Some Classical Models of Particles and Quantum Gauge Theories

TL;DR

This paper reviews and presents new mathematical models that reinterpret quantum gauge theories, showing how wave functions can be algebraically eliminated and replaced with modified Maxwell equations, offering new insights into quantum mechanics.

Contribution

It introduces novel methods to algebraically eliminate wave functions in scalar and spinor electrodynamics, leading to modified Maxwell equations that describe electromagnetic field evolution independently.

Findings

Wave functions can be made real via gauge transformations.

Wave functions can be algebraically eliminated from equations.

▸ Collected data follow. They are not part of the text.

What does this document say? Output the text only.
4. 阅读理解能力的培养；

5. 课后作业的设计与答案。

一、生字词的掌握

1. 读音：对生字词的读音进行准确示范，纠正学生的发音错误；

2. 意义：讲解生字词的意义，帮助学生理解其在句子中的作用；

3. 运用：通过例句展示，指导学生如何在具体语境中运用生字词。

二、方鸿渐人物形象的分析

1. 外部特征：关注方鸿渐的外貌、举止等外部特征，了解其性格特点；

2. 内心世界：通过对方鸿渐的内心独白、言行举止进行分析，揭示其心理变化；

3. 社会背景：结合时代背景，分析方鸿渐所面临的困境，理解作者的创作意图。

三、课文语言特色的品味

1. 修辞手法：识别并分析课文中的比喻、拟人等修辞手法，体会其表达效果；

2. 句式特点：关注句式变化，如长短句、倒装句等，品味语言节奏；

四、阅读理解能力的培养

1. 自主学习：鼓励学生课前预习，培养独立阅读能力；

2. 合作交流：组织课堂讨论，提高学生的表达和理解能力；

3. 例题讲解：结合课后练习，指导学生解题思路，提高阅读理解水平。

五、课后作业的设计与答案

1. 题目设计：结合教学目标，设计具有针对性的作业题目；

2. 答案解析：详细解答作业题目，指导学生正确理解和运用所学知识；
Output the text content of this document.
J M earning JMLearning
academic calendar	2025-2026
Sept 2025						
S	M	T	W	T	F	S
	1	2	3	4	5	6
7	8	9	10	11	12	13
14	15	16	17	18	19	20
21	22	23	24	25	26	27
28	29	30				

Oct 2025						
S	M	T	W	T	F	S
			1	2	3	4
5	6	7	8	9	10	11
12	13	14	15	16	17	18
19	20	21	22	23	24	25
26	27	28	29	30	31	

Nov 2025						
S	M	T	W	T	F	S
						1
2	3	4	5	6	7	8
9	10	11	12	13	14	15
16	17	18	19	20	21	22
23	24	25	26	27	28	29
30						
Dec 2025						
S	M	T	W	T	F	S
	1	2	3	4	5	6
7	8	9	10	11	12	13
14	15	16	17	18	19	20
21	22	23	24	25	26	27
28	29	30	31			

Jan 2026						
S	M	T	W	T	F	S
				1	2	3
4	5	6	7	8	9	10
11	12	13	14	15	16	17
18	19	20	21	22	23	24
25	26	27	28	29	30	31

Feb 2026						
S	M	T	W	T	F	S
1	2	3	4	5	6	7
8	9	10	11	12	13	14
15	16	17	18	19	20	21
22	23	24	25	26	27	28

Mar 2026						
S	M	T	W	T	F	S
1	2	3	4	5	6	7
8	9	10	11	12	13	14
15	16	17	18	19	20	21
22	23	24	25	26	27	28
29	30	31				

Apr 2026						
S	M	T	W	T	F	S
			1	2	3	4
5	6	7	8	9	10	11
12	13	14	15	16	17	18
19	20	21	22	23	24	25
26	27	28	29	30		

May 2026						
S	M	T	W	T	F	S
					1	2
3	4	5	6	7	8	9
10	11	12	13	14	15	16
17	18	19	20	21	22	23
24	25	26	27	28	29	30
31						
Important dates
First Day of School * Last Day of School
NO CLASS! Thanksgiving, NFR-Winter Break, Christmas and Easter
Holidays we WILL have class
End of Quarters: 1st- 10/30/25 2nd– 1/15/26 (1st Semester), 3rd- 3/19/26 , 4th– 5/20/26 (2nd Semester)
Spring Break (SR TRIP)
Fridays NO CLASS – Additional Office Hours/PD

Modified Maxwell equations describe independent electromagnetic evolution.

Abstract

The article contains a review and new results of some mathematical models relevant to the interpretation of quantum mechanics and emulating well-known quantum gauge theories, such as scalar electrodynamics (Klein-Gordon-Maxwell electrodynamics), spinor electrodynamics (Dirac-Maxwell electrodynamics), etc. In these models, evolution is typically described by modified Maxwell equations. In the case of scalar electrodynamics, the scalar complex wave function can be made real by a gauge transformation, the wave function can be algebraically eliminated from the equations of scalar electrodynamics, and the resulting modified Maxwell equations describe the independent evolution of the electromagnetic field. Similar results were obtained for spinor electrodynamics. Three out of four components of the Dirac spinor can be algebraically eliminated from the Dirac equation, and the remaining component can be made real by a gauge transformation. A similar result was obtained for the Dirac equation in the Yang-Mills field. As quantum gauge theories play a central role in modern physics, the approach of this article may be sufficiently general. One-particle wave functions can be modeled as plasma-like collections of a large number of particles and antiparticles. This seems to enable the simulation of quantum phase-space distribution functions, such as the Wigner distribution function, which are not necessarily non-negative.